0
votes

I am having a tough time understanding what is wrong with my pl/sql trigger. The error is : Error report - SQL Error: ORA-01422: exact fetch returns more than requested number of rows ORA-06512: at "SYSTEM.TRG_LATE_RETURN", line 6 ORA-04088: error during execution of trigger 'SYSTEM.TRG_LATE_RETURN' 01422. 00000 - "exact fetch returns more than requested number of rows" *Cause: The number specified in exact fetch is less than the rows returned. *Action: Rewrite the query or change number of rows requested

My trigger is as follows:

create or replace trigger trg_late_return
before update of DETAIL_RETURNDATE, DETAIL_DUEDATE on TY_DETAILRENTAL

declare 
  temp_date DATE:= SYSDATE;
  temp_due_date DATE:= SYSDATE;

BEGIN
  select DETAIL_RETURNDATE
  into temp_date
  from TY_DETAILRENTAL;

  select DETAIL_DUEDATE
  into temp_due_date
  from TY_DETAILRENTAL;

  IF temp_date is null
  THEN
    update TY_DETAILRENTAL
    set DETAIL_DAYSLATE=null;
  END IF;

  if temp_date <> null
  THEN
    if temp_date = trunc(temp_due_date) + 1
    then
      update TY_DETAILRENTAL
      set DETAIL_DAYSLATE=0;
    end if;

    if temp_date > trunc(temp_due_date) + 1
    then
      update TY_DETAILRENTAL
      set DETAIL_DAYSLATE = DETAIL_RETURNDATE - DETAIL_DUEDATE;
    end if;  
  end if;

END;
/ 

New to SQL and PL/SQL so I would appreciate any help.

1
I doubt TY_DETAILRENTAL has exactly one row, so your select . . . into statements are not going to work. - Gordon Linoff

1 Answers

0
votes

None of your queries or updates have filters (where clauses) so you are working on the entire table - that can't be what you intended. You are trying to get all of the value of those columns into scalar variables, which can only hold a single value.

The trigger is also against the same table you're querying and updating, which suggests you actually meant this to be (or need this to be) a row level trigger, not a statement level trigger.

That means you need to add for each row to the definition, and instead of requerying and updating the table, you can operate on the new pseudorecord that is available for row level triggers.

You also can't use <> to compare with null; you're already using is null, and the opposite of that is is not null. Although you could also just use else here.

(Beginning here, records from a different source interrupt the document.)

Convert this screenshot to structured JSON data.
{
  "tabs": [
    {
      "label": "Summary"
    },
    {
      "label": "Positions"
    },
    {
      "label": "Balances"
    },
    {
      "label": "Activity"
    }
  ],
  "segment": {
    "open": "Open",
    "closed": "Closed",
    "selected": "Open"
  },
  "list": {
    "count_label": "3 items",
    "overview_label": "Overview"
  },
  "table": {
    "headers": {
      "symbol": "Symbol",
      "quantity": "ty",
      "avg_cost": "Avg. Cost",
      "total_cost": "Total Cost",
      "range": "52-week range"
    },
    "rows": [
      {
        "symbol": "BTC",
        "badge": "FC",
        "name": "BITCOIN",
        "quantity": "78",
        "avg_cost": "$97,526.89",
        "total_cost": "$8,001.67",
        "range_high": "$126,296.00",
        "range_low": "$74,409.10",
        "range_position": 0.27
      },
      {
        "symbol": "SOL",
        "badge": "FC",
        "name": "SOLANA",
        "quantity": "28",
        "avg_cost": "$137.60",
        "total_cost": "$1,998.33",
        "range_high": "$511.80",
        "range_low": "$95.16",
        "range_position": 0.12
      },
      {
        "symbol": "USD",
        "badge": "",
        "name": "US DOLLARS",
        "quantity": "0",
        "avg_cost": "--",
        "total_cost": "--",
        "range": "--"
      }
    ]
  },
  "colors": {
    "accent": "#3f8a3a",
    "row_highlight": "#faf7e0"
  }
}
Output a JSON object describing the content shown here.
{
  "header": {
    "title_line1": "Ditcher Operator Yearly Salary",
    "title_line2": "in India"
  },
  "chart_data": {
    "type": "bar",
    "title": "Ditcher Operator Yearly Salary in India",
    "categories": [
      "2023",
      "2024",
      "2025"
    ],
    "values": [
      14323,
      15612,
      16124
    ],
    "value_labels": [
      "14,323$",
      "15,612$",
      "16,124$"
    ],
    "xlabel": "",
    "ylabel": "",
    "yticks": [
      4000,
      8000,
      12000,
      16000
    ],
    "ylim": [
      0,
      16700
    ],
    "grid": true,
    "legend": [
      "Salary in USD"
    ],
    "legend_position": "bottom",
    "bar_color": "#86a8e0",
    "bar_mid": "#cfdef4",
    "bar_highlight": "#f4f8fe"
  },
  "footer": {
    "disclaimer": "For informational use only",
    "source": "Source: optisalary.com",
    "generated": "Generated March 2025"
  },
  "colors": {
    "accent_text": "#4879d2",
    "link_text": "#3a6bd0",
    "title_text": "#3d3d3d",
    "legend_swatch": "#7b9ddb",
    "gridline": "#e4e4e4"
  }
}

So this might be what you wanted:

create or replace trigger trg_late_return
before update of detail_returndate, detail_duedate
on ty_detailrental
for each row
begin
  if :new.detail_returndate is null
  then
    :new.detail_dayslate := null;
  else
    if :new.detail_returndate = trunc(:new.detail_duedate) + 1
    then
      :new.detail_dayslate := 0;
    elsif :new.detail_returndate > trunc(:new.detail_duedate) + 1
    then
      :new.detail_dayslate := :new.detail_returndate - :new.detail_duedate;
    end if;  
  end if;
end;
/

You can refer to the updated columns value with :new when comparing them too, so you don't need the local variable copies of those values. (You can look at the pre-update values with :old too, but that doesn't seem to be needed here).

Changes you make to the new pseudorecord are used when the actual matching row in the database is finally updated.